Страница 12 из 13
– Тебя учили, что нельзя открывать без спроса? – Я понял, что губы мои непроизвольно расплываются, а настроение стремительно перекрашивается в яркие цвета радуги.
– Да ну тебя! Я ведь знала, кто стоит за дверью.
– Как это?
– Такой уж у нас отменный слух, привыкай. Даже слышала, как ты шаркаешь по асфальту. Еще гадала, чего он там на лавочке застрял? Неужели зайти боится? Может, он вовсе и не орел парящий?
Она еще и насмешничала!
– Я орел, уважающий жердочки с лавочками, – неловко пошутил я. – И не парящий, а сидящий…
Глава шестая
Ириски и гости
Пусть заявился я квелым и побитым, зато с коробкой ирисок. Главным же моим сюрпризом была песня. Я специально ее на плеер перебросил. Подарки вообще вещь сложная, но тут я решился. Наперед знал, что будут угощать чаем, а какой чай без сладкого?
О коробке Алиса пока ничего не знала, привычно суетилась у плиты, заваривала какие-то травки-муравки.
– Можно, я руки помою? – спросил я.
– Конечно, зачем спрашивать? Дорогу ты знаешь…
Это верно, дорогу я помнил.
Пройдя в ванную, я ополоснул лицо холодной водой, заодно осмотрел себя в зеркале. Глаза недоспавшие, на лбу сердитая складка, костяшки на руках сбиты – хорошо, что всего этого Алиса не види т…
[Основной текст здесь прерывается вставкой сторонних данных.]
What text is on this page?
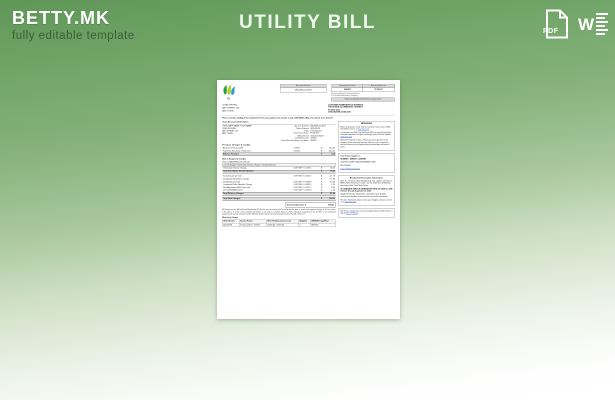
BETTY.MK
fully editable template
UTILITY BILL	PDF W
UI
Account Number
080-0000-22-4567
Payment Due Date	Amount Now Due
3/06/22	$ 158.51
Please make your check payable to:
The United Illuminating Company
Please Include Account Number on your check
JOHN STEVEN
ANY STREET 123
ANY TOWN
CUSTOMER NAME/SERVICE ADDRESS:
THE UNITED ILLUMINATING COMPANY
PO BOX 9230
CHELSEA MA 02150-9230
Please consider adding $1 for Operation Fuel to your payment for month, or call 1-800-NEXT-CALL-U to donate more than $1.
Your Account Information
CUSTOMER NAME YOUR NAME
JOHN STEVEN
ANY STREET 123
ANY TOWN
Account Number: 080-0000-22-4567
Meter Number: M23-45678
Rate: R Residential
Connection Status: Fixed Rate
Billing Period: 2/14/22-3/16/22
Settlement Date: 3/16/22
Next Meter Reading On or About: 4/14/22
Previous Charges & Credits
Amount of Previous Bill	2/09/22	$	142.41
Payments Received. Thank You!	2/28/22	$	-142.41
Balance Forward	$	0.00
New Charges & Credits
POD: 12345678910 (CYCLE 51)
Current Supplier / Generation Service Charges - Standard Service
Generation Service Charge	668 KWH X 0.11876	$	76.52
Total Generation Service Amount	$	76.52
Transmission per kwh	668 KWH X 0.03262	$	21.79
Distribution Base/Serv Charge	$	17.06
Distribution per kwh	668 KWH X 0.04889	$	32.66
Combined Public Benefits Charge	668 KWH X 0.00854	$	5.70
Rev Adjustment FMCC per kwh	668 KWH X 0.01275	$	8.52
Decoupling Adjustment	668 KWH X 0.00184	$	1.23
Total Delivery Charges	$	81.99
Total New Charges	$	158.51
Amount Now Due $	158.51
All charges on this bill for United Illuminating (UI) electric service must be paid in full by the due date to avoid a late payment charge of 1% per month. If the rate or % of the current month's bill amount is not paid on or before March 1, 2023, making your payment at the UI office or an authorized payment agency may not post until the following business day. If you have questions about this bill, contact us.
Electricity Usage
Meter Number	Service Period	Meter Reading Current / Last	Multiplier	kWh/kW Usage/Hours
M23-45678	32 days 2/14/22 - 3/16/22	12345 (A) - 11677 (A)	1	668 kWh
MESSAGES

Hours of operation: 7a-7p. Call our Customer Care Center at 800-722-5584 or visit us at www.uinet.com

To alternate, use eBill / Pay-by-Phone (EFT) or easy & hassle-free automatic payments from your checking account. Visit our website www.uinet.com

Welcome! Payment Centers: Please pay close attention to the changes of fees and rates that may affect you. UI is required to disclose how we use and protect your personal data and service terms.

Your electric supplier is:

NUMBER 1 ENERGY COMPANY

12345 BIG LIGHT ROAD, ANYWHERE 12345

800-123-4567

www.number1energy.com

Residential Generation Information

Rate "R" - UI Service Rate (Residential). Your supplier rate Power is $/kWh. Rate Period: Jan 1, 2022 - Jun 30, 2022. Term (3 Months): Generation Rate / Next Meter Read:

UI STANDARD SERVICE GENERATION RATE: $0.10589 per kWh effective through September 30, 2022.

Supplier/Generation information is provided to your Supplier. Contact your Supplier to verify the accuracy of the information.

For more information please review your Supplier contract or email us at www.uinet.com

For electric emergencies or power outages please call UI 24 hours a day at 800-7-PGEB-U1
Возвращаясь по коридору, я не удержался и заглянул в незнакомую дверь. Кажется, это была спальня ее родителей. На всех четырех стенах висели картины и фотографии. Не очень отдавая себе отчет в том, что делаю, я шагнул в комнату и ахнул. Отовсюду на меня глядела Алиса! Маленькая – в очочках и совсем крохотная – без очков, глядящая в небо, на какие-то безделушки и в никуда. Один из снимков меня и вовсе притянул как магнитом. Красивая статная женщина держала Алису на руках, а малютка пальцем показывала в камеру. И видела! Стопудово все видела! Фотоаппарат и того, кто их снимал, – должно быть, отца или другого какого родственника. Рот полуоткрыт, в глазенках восторг – наверное, ждала птичку, что вот-вот вылетит. А птичка все медлила и, как обычно, не вылетала. На соседнем фото Алиса красовалась в коляске – внимательно так смотрела, совсем даже не по-младенчески. На соседней и более поздней фотографии ей было уже годика три или четыре: она стояла, придерживая за руль красный самокат…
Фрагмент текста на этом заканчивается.